Les actions de groupes

La loi n° 2014-344 du 17 mars 2014 relative à la consommation a introduit dans le droit français la procédure d’action de groupe. Parce que son origine est américaine, certains parlent de l’action de groupe comme une « classe action à la française ». Cette procédure permet à des consommateurs s’estimant victimes des faits d’un même professionnel de se regrouper pour obtenir réparation des préjudices qui en résultent.

Le nouvel article L. 423-1 du Code de la consommation dispose ainsi qu’une association de défense des consommateurs représentative au niveau national et agréée peut agir devant une juridiction civile afin d'obtenir la réparation des préjudices individuels subis par des consommateurs placés dans une situation similaire ou identique et ayant pour cause commune un manquement d'un ou des mêmes professionnels à leurs obligations légales ou contractuelles, soit à l’occasion de la vente de biens ou de fourniture de services ou de certaines pratiques anticoncurrentielles.

Le deuxième alinéa de cet article précise que « l’action de groupe ne peut porter que sur la réparation des préjudices patrimoniaux résultant des dommages matériels subis par les consommateurs.

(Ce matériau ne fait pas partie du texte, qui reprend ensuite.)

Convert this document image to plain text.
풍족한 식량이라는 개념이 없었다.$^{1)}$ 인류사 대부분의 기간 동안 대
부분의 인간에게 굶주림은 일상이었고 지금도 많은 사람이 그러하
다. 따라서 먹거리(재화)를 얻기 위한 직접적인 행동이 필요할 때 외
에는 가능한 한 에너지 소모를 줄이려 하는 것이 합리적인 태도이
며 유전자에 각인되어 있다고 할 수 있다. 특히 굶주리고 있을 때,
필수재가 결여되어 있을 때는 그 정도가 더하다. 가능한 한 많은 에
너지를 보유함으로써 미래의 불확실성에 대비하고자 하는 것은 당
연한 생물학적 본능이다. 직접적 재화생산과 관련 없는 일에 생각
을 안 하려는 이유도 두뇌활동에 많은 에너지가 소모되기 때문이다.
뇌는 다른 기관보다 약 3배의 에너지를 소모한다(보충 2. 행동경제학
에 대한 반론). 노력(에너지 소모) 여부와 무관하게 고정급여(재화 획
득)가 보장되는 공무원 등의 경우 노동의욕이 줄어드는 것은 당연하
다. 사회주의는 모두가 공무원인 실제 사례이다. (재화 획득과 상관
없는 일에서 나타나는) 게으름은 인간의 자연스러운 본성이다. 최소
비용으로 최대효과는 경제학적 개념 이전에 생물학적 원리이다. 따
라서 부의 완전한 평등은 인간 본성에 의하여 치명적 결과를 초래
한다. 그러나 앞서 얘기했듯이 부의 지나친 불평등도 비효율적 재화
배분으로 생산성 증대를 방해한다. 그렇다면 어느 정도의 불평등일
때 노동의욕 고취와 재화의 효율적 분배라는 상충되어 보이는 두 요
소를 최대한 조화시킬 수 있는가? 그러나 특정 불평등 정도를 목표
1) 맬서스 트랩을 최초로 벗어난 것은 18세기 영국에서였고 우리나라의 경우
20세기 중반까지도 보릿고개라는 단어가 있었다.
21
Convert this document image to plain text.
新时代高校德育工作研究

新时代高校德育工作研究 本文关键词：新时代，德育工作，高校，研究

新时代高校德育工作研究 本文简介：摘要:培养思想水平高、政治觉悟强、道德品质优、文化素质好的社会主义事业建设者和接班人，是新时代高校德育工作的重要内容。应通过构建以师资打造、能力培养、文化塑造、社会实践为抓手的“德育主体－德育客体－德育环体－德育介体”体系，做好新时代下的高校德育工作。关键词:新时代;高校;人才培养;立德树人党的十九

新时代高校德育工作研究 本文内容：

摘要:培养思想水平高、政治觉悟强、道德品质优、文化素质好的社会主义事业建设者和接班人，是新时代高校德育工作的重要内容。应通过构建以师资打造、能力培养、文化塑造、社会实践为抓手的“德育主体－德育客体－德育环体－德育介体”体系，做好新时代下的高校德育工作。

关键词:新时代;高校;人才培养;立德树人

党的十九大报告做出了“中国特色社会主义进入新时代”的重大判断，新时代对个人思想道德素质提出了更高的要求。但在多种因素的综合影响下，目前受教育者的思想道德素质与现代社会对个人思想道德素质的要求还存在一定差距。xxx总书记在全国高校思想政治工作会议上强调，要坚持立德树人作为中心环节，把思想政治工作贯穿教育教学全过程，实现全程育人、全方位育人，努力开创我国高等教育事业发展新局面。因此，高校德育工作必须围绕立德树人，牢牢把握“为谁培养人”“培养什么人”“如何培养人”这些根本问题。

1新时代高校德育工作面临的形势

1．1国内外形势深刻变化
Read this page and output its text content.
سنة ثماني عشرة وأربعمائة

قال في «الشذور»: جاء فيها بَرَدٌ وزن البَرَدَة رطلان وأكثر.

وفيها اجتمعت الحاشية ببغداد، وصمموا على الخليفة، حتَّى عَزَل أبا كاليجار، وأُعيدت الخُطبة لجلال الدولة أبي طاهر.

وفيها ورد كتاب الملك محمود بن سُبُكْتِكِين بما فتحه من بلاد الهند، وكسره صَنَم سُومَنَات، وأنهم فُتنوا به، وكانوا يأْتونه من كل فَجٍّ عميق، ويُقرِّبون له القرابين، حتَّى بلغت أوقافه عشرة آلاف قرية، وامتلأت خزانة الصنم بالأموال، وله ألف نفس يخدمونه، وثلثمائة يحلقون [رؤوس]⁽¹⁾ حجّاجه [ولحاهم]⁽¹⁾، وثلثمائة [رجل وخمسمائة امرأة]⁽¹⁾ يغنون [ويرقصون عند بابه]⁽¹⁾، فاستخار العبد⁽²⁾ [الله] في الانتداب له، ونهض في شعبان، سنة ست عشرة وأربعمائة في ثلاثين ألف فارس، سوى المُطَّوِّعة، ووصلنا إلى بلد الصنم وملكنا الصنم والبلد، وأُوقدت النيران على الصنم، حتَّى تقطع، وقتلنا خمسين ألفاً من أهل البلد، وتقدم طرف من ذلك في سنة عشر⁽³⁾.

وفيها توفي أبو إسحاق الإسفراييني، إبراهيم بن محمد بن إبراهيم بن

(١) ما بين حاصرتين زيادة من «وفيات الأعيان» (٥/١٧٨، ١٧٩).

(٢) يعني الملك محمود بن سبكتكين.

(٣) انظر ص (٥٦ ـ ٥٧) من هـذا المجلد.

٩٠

Les domaines de la santé et de l'environnement restent exclus du champ d'application du texte. » On entend par « consommateurs » des personnes physiques agissant à des fins autres que professionnelles ; les personnes morales sont donc exclues de l’action de groupe.

Le monopole de la coordination de l’action est donc attribué aux associations agréées, au détriment des avocats par lesquels il restera obligatoire d’être représenté, comme le prévoit le Code de l’organisation judiciaire (article L. 211-15) en ce qui concerne les actions engagées devant le Tribunal de Grande Instance (TGI). Pour l’heure, les associations susceptibles d’intenter une action de groupe sont au nombre de 17.

Le TGI va, en premier lieu et au vu des cas individuels, se prononcer sur la recevabilité de l’action et statuer sur la responsabilité du professionnel. L’absence de procédure distincte de recevabilité permet à l’action de gagner en rapidité. Le TGI détermine aussi les préjudices susceptibles d'être réparés pour chaque consommateur ou chacune des catégories de consommateurs constituant le groupe qu'il a défini, ainsi que leur montant ou tous les éléments permettant l'évaluation de ces préjudices (Article L. 423-3, C. conso.).

Une fois la décision sur la responsabilité prise, et si elle n’est plus susceptible de recours, des mesures de publicité sont ordonnées pour informer les consommateurs susceptibles d’appartenir au groupe (Article L. 423-4, C. conso.). A partir de ce moment et avant l’écoulement d’un certain délai, les consommateurs pourront rejoindre le groupe afin d’être parties à la procédure (Article L. 423-5, C. conso.). Mais le professionnel aura la possibilité de contester la présence de certains consommateurs dans le groupe, ce sur quoi statera le TGI (Article L. 432-12, C. conso.).

Le jugement statuant sur la responsabilité du professionnel fixe les conditions, limites et délais dans lesquels ce dernier indemnise les préjudices individuels subis par chaque consommateur (Article L. 423-11, C. conso.). S’il ne procède pas aux indemnisations, des mesures d’exécution forcées pourront être prises.

La portée définitive des conséquences financières d’une telle procédure sera difficile à déterminer pour les entreprises défenderesses dans la mesure où les consommateurs ne se joignent à l’action que tardivement, entrainant des difficultés comptables liées aux provisions. Il sera possible de transiger en négociant un accord avec l’association qui devra être homologué par le TGI, faire l’objet d’une publicité pour que les consommateurs décident ou non d’y adhérer (Article L.423-16, C. conso.).

Des actions de groupe multiples risquent d’être déclenchées simultanément. En effet, il est prévu que l’action n’est pas recevable si elle se fonde sur les mêmes faits et manquements et la réparation des mêmes préjudices que ceux ayant déjà fait l’objet d’un jugement sur la responsabilité du professionnel. Cependant un laps de temps important peut s’écouler entre le moment de l’introduction d’une action de groupe et le rendu de la décision du tribunal.

Depuis le 1er octobre 2014, il est possible de mettre en œuvre cette nouvelle procédure. C’est ainsi que la société FONCIA est la première société à être attaquée dans le cadre d’une action de groupe, UFC Que Choisir ayant déclaré avoir déclenché une procédure devant le TGI de Nanterre par cette voie et pour réclamer l'indemnisation de locataires auxquels elle facture chaque mois des frais d'expédition de quittance (2,30 € par mois et par locataire). Le groupe FONCIA serait ainsi à l’origine d’un bénéfice frauduleux de plus de 40 millions d'euros sur les 5 dernières années selon l’association de défense des consommateurs.